ABD’de sığınmacıların kabulü sürecinde son derece bürokratik ve uzun işlemler bulunduğunu sunumunda ayrıntılarıyla anlatan Ferris, bu süreçlerin esnetilmesine yönelik planların da, ülkedeki siyasi ortamda sığınmacılara yönelik tartışmaların yoğunluğu nedeniyle şu an mecburen askıda olduğunu belirtti.
Brookings Enstitüsü’nde Yönetim Araştırmaları Programı’ndan William Galston da, ABD’de Suriyeli sığınmacılara ilişkin tartışmaların ve kamuoyu hissiyatının Paris ve San Bernardino saldırılarından derin etkilendiğini istatistiklerle anlattı.
Galston, saldırılardan önce geçen Eylül yapılan bir ankete göre, o dönemde Amerikalılar’ın yüzde 75’inin sığınmacılar için ya şu anki düzeyde ya da daha fazlasını yapması gerektiği görüşünü dile getirdiğini, Paris saldırılarından sonra ise, çoğunluğun Suriyeli sığınmacılara karşı bir tavır takındığını kaydetti.
Ulusal güvenlik ve terörizmi en öncelikli mesele olarak görenlerin oranının da, saldırılardan önce geçen Nisan ayında yüzde 20 seviyesinden geçen Aralık ayında ikiye katlanarak yüzde 40’a yükseldiğini belirten Galston, yine Aralık ayında sivil özgürlüklere müdahale ile güvenlik arasındaki dengeye ilişkin yapılan bir ankete göre, Amerikalıların yüzde 40’ının sivil özgürlüklere dair endişe dile getirdiği, yüzde 60’lık kesimin ise güvenliği açığı riskini daha büyük endişe kaynağı olarak gördüğünü söyledi.
Galston, Paris ve San Bernardino saldırılarının Amerikalılar arasında yurtdışında teröristlere karşı daha güçlü eyleme geçilmesine yönelik desteği de arttırdığını ifade ederken, geçenlerde yapılan bir anketin, IŞİD’e karşı sadece hava saldırılarıyla yetinmeyip, muharip asker gönderilmesini de içeren bir askeri adımdan yana olanların sayısının daha fazla olduğunu ortaya koyduğunu belirtti.
“IŞİD’e karşı savaşı kaybediyoruz”
Galston, sadece yüzde 23’lük bir kesimin ABD ve müttefiklerinin IŞİD’e karşı savaşı kazanmakta olduğunu düşündüğünü, bunun üç katı oranında Amerikalı’nın ise savaşı kaybetmekte oldukları görüşü taşıdığını da aktardı.
Suriye’de güvenli bölge tartışmalarına da değinen Galston’a göre, sığınmacı krizine çözüm bulmak için uğraşan uluslararası toplum güvenli bölge oluşturmamanın bedelini ödüyor.
Galston, “Bence biz ve Avrupa olarak, Suriye’de bir güvenli bölge oluşturmama ve bunu kalıcı hale getirmemenin bedelini pahalıya ödüyoruz.
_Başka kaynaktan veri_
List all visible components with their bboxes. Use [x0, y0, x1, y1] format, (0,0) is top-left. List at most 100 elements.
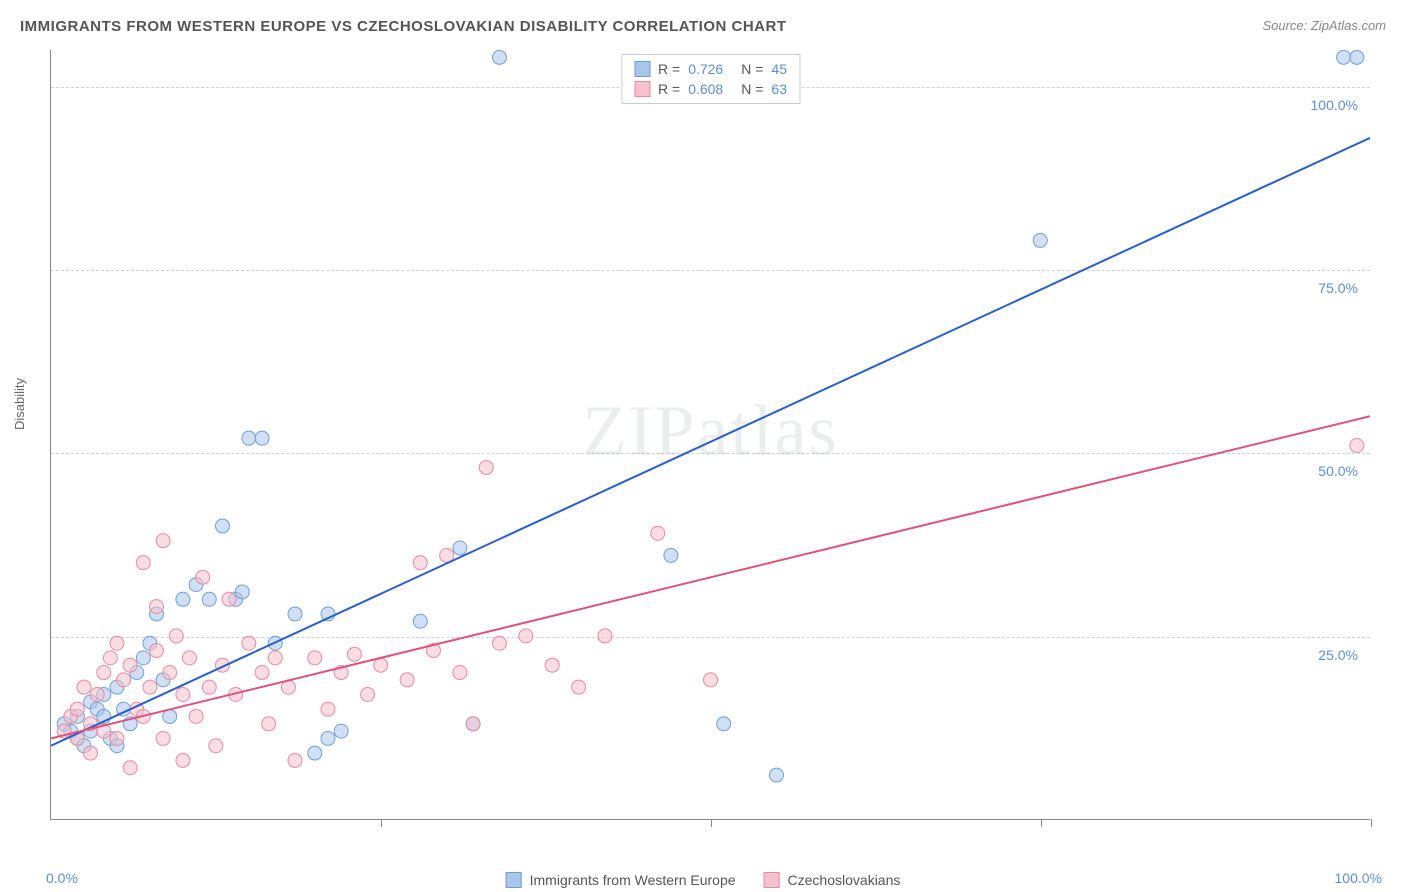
scatter-point [769, 768, 783, 782]
correlation-legend: R = 0.726 N = 45 R = 0.608 N = 63 [621, 54, 800, 104]
y-axis-label: Disability [12, 378, 27, 430]
scatter-point [334, 724, 348, 738]
scatter-point [235, 585, 249, 599]
legend-item: Immigrants from Western Europe [506, 872, 736, 888]
scatter-point [1033, 233, 1047, 247]
scatter-point [242, 431, 256, 445]
scatter-point [150, 600, 164, 614]
x-tick [1371, 819, 1372, 827]
plot-region: ZIPatlas R =0.726N =45R =0.608N =63 25.0… [50, 50, 1370, 820]
scatter-point [413, 556, 427, 570]
chart-area: ZIPatlas R =0.726N =45R =0.608N =63 25.0… [50, 50, 1370, 820]
scatter-point [196, 570, 210, 584]
scatter-point [598, 629, 612, 643]
legend-r-label: R = [658, 81, 680, 97]
scatter-point [572, 680, 586, 694]
scatter-point [1337, 50, 1351, 64]
legend-r-label: R = [658, 61, 680, 77]
scatter-point [215, 519, 229, 533]
scatter-point [651, 526, 665, 540]
scatter-point [255, 666, 269, 680]
scatter-point [136, 556, 150, 570]
scatter-point [150, 644, 164, 658]
scatter-point [492, 636, 506, 650]
scatter-point [308, 651, 322, 665]
legend-label: Immigrants from Western Europe [530, 872, 736, 888]
scatter-point [136, 651, 150, 665]
scatter-point [209, 739, 223, 753]
scatter-point [545, 658, 559, 672]
scatter-point [110, 636, 124, 650]
scatter-point [176, 592, 190, 606]
scatter-point [156, 731, 170, 745]
scatter-point [156, 534, 170, 548]
scatter-point [176, 753, 190, 767]
legend-r-value: 0.726 [688, 61, 723, 77]
scatter-point [222, 592, 236, 606]
legend-swatch [506, 872, 522, 888]
x-tick [1041, 819, 1042, 827]
x-tick-label: 100.0% [1335, 870, 1382, 886]
trend-line [51, 416, 1370, 738]
scatter-point [479, 460, 493, 474]
legend-n-label: N = [741, 61, 763, 77]
scatter-point [189, 709, 203, 723]
scatter-point [84, 746, 98, 760]
scatter-point [143, 680, 157, 694]
legend-swatch [634, 61, 650, 77]
legend-n-value: 45 [771, 61, 787, 77]
series-legend: Immigrants from Western Europe Czechoslov… [506, 872, 901, 888]
chart-title: IMMIGRANTS FROM WESTERN EUROPE VS CZECHO… [20, 18, 787, 35]
scatter-point [70, 702, 84, 716]
legend-n-value: 63 [771, 81, 787, 97]
scatter-point [123, 761, 137, 775]
scatter-point [103, 651, 117, 665]
scatter-point [123, 658, 137, 672]
scatter-point [90, 688, 104, 702]
legend-row: R = 0.726 N = 45 [634, 59, 787, 79]
scatter-point [268, 651, 282, 665]
scatter-point [97, 666, 111, 680]
legend-n-label: N = [741, 81, 763, 97]
scatter-point [1350, 438, 1364, 452]
scatter-point [321, 731, 335, 745]
scatter-point [664, 548, 678, 562]
scatter-point [717, 717, 731, 731]
scatter-point [347, 647, 361, 661]
scatter-point [1350, 50, 1364, 64]
plot-svg [51, 50, 1370, 819]
scatter-point [202, 592, 216, 606]
scatter-point [453, 666, 467, 680]
scatter-point [110, 731, 124, 745]
scatter-point [321, 702, 335, 716]
source-attribution: Source: ZipAtlas.com [1262, 18, 1386, 33]
scatter-point [400, 673, 414, 687]
scatter-point [163, 666, 177, 680]
scatter-point [466, 717, 480, 731]
scatter-point [492, 50, 506, 64]
scatter-point [308, 746, 322, 760]
scatter-point [374, 658, 388, 672]
x-tick [711, 819, 712, 827]
scatter-point [704, 673, 718, 687]
scatter-point [255, 431, 269, 445]
scatter-point [117, 673, 131, 687]
scatter-point [183, 651, 197, 665]
legend-item: Czechoslovakians [764, 872, 901, 888]
scatter-point [262, 717, 276, 731]
legend-row: R = 0.608 N = 63 [634, 79, 787, 99]
scatter-point [202, 680, 216, 694]
legend-swatch [634, 81, 650, 97]
scatter-point [77, 680, 91, 694]
scatter-point [288, 753, 302, 767]
scatter-point [288, 607, 302, 621]
scatter-point [413, 614, 427, 628]
legend-label: Czechoslovakians [788, 872, 901, 888]
scatter-point [519, 629, 533, 643]
legend-r-value: 0.608 [688, 81, 723, 97]
scatter-point [176, 688, 190, 702]
scatter-point [361, 688, 375, 702]
x-tick-label: 0.0% [46, 870, 78, 886]
scatter-point [453, 541, 467, 555]
scatter-point [169, 629, 183, 643]
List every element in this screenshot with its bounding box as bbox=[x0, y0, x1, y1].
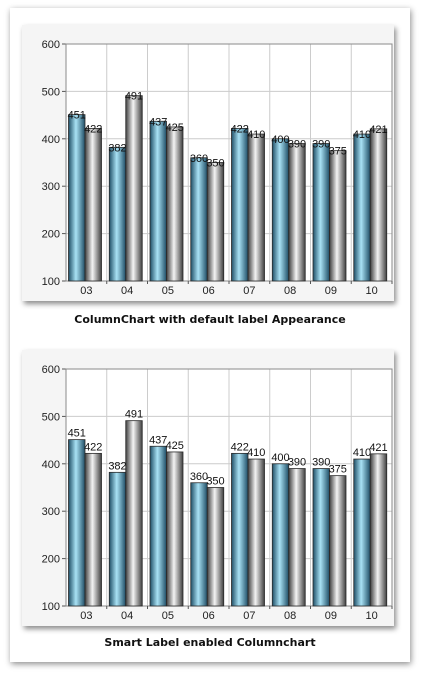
data-label: 350 bbox=[206, 158, 224, 170]
data-label: 437 bbox=[149, 434, 167, 446]
data-label: 382 bbox=[108, 460, 126, 472]
bar-series2-03 bbox=[84, 452, 102, 607]
x-tick-label: 07 bbox=[243, 610, 255, 622]
bar-series1-03 bbox=[68, 114, 86, 282]
data-label: 390 bbox=[312, 457, 330, 469]
x-tick-label: 04 bbox=[121, 285, 133, 297]
data-label: 410 bbox=[353, 129, 371, 141]
bar-series1-07 bbox=[231, 127, 249, 282]
data-label: 422 bbox=[84, 441, 102, 453]
x-tick-label: 10 bbox=[366, 285, 378, 297]
y-tick-label: 100 bbox=[42, 601, 60, 613]
bar-series2-05 bbox=[166, 126, 184, 282]
bar-series2-10 bbox=[369, 453, 388, 607]
chart-frame-smart-labels: 100 200 300 400 500 600 451 422 03 382 491 04 437 425… bbox=[22, 350, 394, 626]
bar-series1-03 bbox=[68, 439, 86, 607]
x-tick-label: 08 bbox=[284, 285, 296, 297]
bar-series2-04 bbox=[125, 420, 143, 607]
bar-series1-10 bbox=[353, 133, 371, 282]
bar-series2-04 bbox=[125, 95, 143, 282]
data-label: 375 bbox=[329, 464, 347, 476]
bar-series1-08 bbox=[271, 463, 290, 607]
bar-series2-07 bbox=[247, 458, 265, 607]
x-tick-label: 06 bbox=[203, 285, 215, 297]
data-label: 425 bbox=[166, 440, 184, 452]
bar-series2-05 bbox=[166, 451, 184, 607]
y-tick-label: 400 bbox=[42, 134, 60, 146]
bar-series1-08 bbox=[271, 138, 290, 282]
bar-series1-06 bbox=[190, 157, 208, 282]
data-label: 390 bbox=[312, 139, 330, 151]
data-label: 451 bbox=[68, 110, 86, 122]
x-tick-label: 09 bbox=[325, 610, 337, 622]
data-label: 421 bbox=[369, 124, 387, 136]
bar-series2-07 bbox=[247, 133, 265, 282]
data-label: 382 bbox=[108, 142, 126, 154]
x-tick-label: 04 bbox=[121, 610, 133, 622]
column-chart-default-labels: 1002003004005006004514220338249104437425… bbox=[42, 39, 393, 297]
data-label: 400 bbox=[271, 134, 289, 146]
column-chart-smart-labels: 1002003004005006004514220338249104437425… bbox=[42, 364, 393, 622]
data-label: 410 bbox=[353, 447, 371, 459]
bar-series1-06 bbox=[190, 482, 208, 607]
bar-series2-09 bbox=[329, 150, 347, 282]
bar-series2-09 bbox=[329, 475, 347, 607]
y-tick-label: 300 bbox=[42, 181, 60, 193]
x-tick-label: 10 bbox=[366, 610, 378, 622]
x-tick-label: 03 bbox=[80, 610, 92, 622]
bar-series2-08 bbox=[288, 143, 306, 282]
bar-series2-06 bbox=[206, 162, 225, 282]
data-label: 437 bbox=[149, 116, 167, 128]
x-tick-label: 06 bbox=[203, 610, 215, 622]
x-tick-label: 03 bbox=[80, 285, 92, 297]
y-tick-label: 600 bbox=[42, 364, 60, 376]
bar-series1-04 bbox=[108, 471, 127, 607]
data-label: 422 bbox=[231, 123, 249, 135]
chart-panel: 100 200 300 400 500 600 451 422 03 382 491 04 437 425… bbox=[10, 8, 410, 662]
data-label: 422 bbox=[84, 123, 102, 135]
y-tick-label: 200 bbox=[42, 554, 60, 566]
data-label: 400 bbox=[271, 452, 289, 464]
data-label: 425 bbox=[166, 122, 184, 134]
x-tick-label: 08 bbox=[284, 610, 296, 622]
bar-series1-09 bbox=[312, 143, 330, 282]
chart-caption-default-labels: ColumnChart with default label Appearanc… bbox=[74, 313, 346, 326]
data-label: 390 bbox=[288, 139, 306, 151]
bar-series2-08 bbox=[288, 468, 306, 607]
data-label: 421 bbox=[369, 442, 387, 454]
data-label: 390 bbox=[288, 457, 306, 469]
bar-series2-03 bbox=[84, 127, 102, 282]
chart-frame-default-labels: 100 200 300 400 500 600 451 422 03 382 491 04 437 425… bbox=[22, 25, 394, 301]
bar-series1-05 bbox=[149, 120, 167, 282]
bar-series2-06 bbox=[206, 487, 225, 607]
data-label: 491 bbox=[125, 91, 143, 103]
y-tick-label: 300 bbox=[42, 506, 60, 518]
x-tick-label: 07 bbox=[243, 285, 255, 297]
data-label: 375 bbox=[329, 146, 347, 158]
y-tick-label: 600 bbox=[42, 39, 60, 51]
y-tick-label: 200 bbox=[42, 229, 60, 241]
y-tick-label: 500 bbox=[42, 411, 60, 423]
x-tick-label: 05 bbox=[162, 285, 174, 297]
data-label: 410 bbox=[247, 447, 265, 459]
data-label: 422 bbox=[231, 441, 249, 453]
y-tick-label: 500 bbox=[42, 86, 60, 98]
x-tick-label: 05 bbox=[162, 610, 174, 622]
y-tick-label: 100 bbox=[42, 276, 60, 288]
data-label: 350 bbox=[206, 476, 224, 488]
data-label: 491 bbox=[125, 409, 143, 421]
bar-series1-04 bbox=[108, 146, 127, 282]
data-label: 451 bbox=[68, 428, 86, 440]
bar-series2-10 bbox=[369, 128, 388, 282]
data-label: 360 bbox=[190, 153, 208, 165]
bar-series1-10 bbox=[353, 458, 371, 607]
y-tick-label: 400 bbox=[42, 459, 60, 471]
chart-caption-smart-labels: Smart Label enabled Columnchart bbox=[104, 636, 316, 649]
data-label: 360 bbox=[190, 471, 208, 483]
bar-series1-05 bbox=[149, 445, 167, 607]
data-label: 410 bbox=[247, 129, 265, 141]
bar-series1-09 bbox=[312, 468, 330, 607]
bar-series1-07 bbox=[231, 452, 249, 607]
x-tick-label: 09 bbox=[325, 285, 337, 297]
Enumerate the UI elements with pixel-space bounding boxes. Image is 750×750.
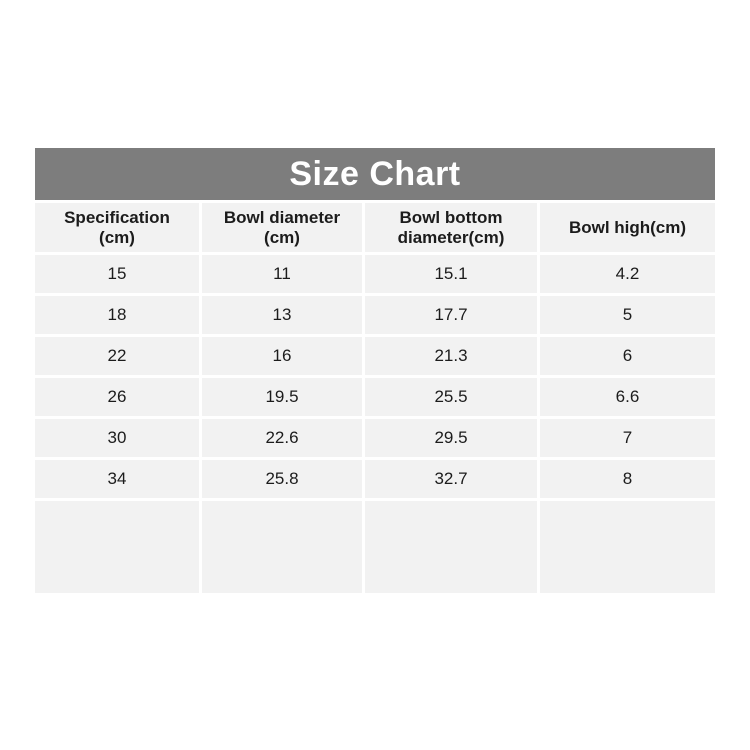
- table-cell-specification: 30: [35, 419, 199, 457]
- table-cell-bowl-diameter: 11: [202, 255, 362, 293]
- table-cell-bowl-bottom-diameter: 29.5: [365, 419, 537, 457]
- size-chart-table: Size Chart Specification (cm) Bowl diame…: [35, 148, 715, 593]
- empty-cell: [35, 501, 199, 593]
- empty-cell: [202, 501, 362, 593]
- table-cell-bowl-diameter: 25.8: [202, 460, 362, 498]
- size-chart-title: Size Chart: [35, 148, 715, 200]
- table-cell-specification: 22: [35, 337, 199, 375]
- size-chart-grid: Specification (cm) Bowl diameter (cm) Bo…: [35, 203, 715, 593]
- column-header-bowl-diameter: Bowl diameter (cm): [202, 203, 362, 252]
- table-cell-bowl-high: 6.6: [540, 378, 715, 416]
- table-cell-bowl-bottom-diameter: 32.7: [365, 460, 537, 498]
- empty-cell: [365, 501, 537, 593]
- table-cell-bowl-high: 8: [540, 460, 715, 498]
- table-cell-specification: 15: [35, 255, 199, 293]
- table-cell-bowl-bottom-diameter: 25.5: [365, 378, 537, 416]
- empty-cell: [540, 501, 715, 593]
- column-header-specification: Specification (cm): [35, 203, 199, 252]
- table-cell-bowl-bottom-diameter: 15.1: [365, 255, 537, 293]
- table-cell-specification: 34: [35, 460, 199, 498]
- table-cell-bowl-high: 6: [540, 337, 715, 375]
- table-cell-bowl-diameter: 13: [202, 296, 362, 334]
- table-cell-bowl-bottom-diameter: 17.7: [365, 296, 537, 334]
- table-cell-bowl-high: 5: [540, 296, 715, 334]
- table-cell-bowl-diameter: 16: [202, 337, 362, 375]
- column-header-bowl-high: Bowl high(cm): [540, 203, 715, 252]
- table-cell-specification: 26: [35, 378, 199, 416]
- table-cell-specification: 18: [35, 296, 199, 334]
- column-header-bowl-bottom-diameter: Bowl bottom diameter(cm): [365, 203, 537, 252]
- table-cell-bowl-diameter: 19.5: [202, 378, 362, 416]
- table-cell-bowl-diameter: 22.6: [202, 419, 362, 457]
- table-cell-bowl-high: 7: [540, 419, 715, 457]
- table-cell-bowl-bottom-diameter: 21.3: [365, 337, 537, 375]
- table-cell-bowl-high: 4.2: [540, 255, 715, 293]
Eğer bunu yapmış olsaydık, sınırda bekleyen onbinlerce kişinin şu anda gidebileceği ve korunabileceği bir yer olurdu.Dolayısıyla eylemsizlik her zaman en güvenli yol değil, ama bizim izlediğimiz politika bu” dedi.
Galston, son 5 aydaki olayların ABD’de Müslümanlar’a bakışta siyasi tartışmalara kısa vadeli olumsuz etkilerinin olduğunu ancak Amerikalılar’da “kökten” bir değişim yaratmadığını da savundu.
“İslam karşıtlığı düzeyi 11 Eylül döneminden bile fazla”
Brookings Enstitüsü’nde ABD’nin İslam Dünyası ile İlişkileri Projesi’nden Robert McKenzie de, ABD’de 30 eyaletin valisinin Suriyeli sığınmacılara kapılarını kapatacaklarını duyurduğunu hatırlatarak, bu tip “aşırı” söylemlerin sadece söylemden ibaret kalmadığını, siyasi etkilerinin de olduğunu söyledi.
McKenzie, Suriye’de 6,5 milyon yerlerinden olmuş, dünya genelinde de 4,5 milyon Suriyeli sığınmacı varken ABD’nin çatışmalar başlamasından bu yana 2 bin 500, yarım milyon Müslüman’ın yaşadığı Michigan eyaletinin de sadece 250 Suriyeli sığınmacı kabul ettiğine dikkati çekti.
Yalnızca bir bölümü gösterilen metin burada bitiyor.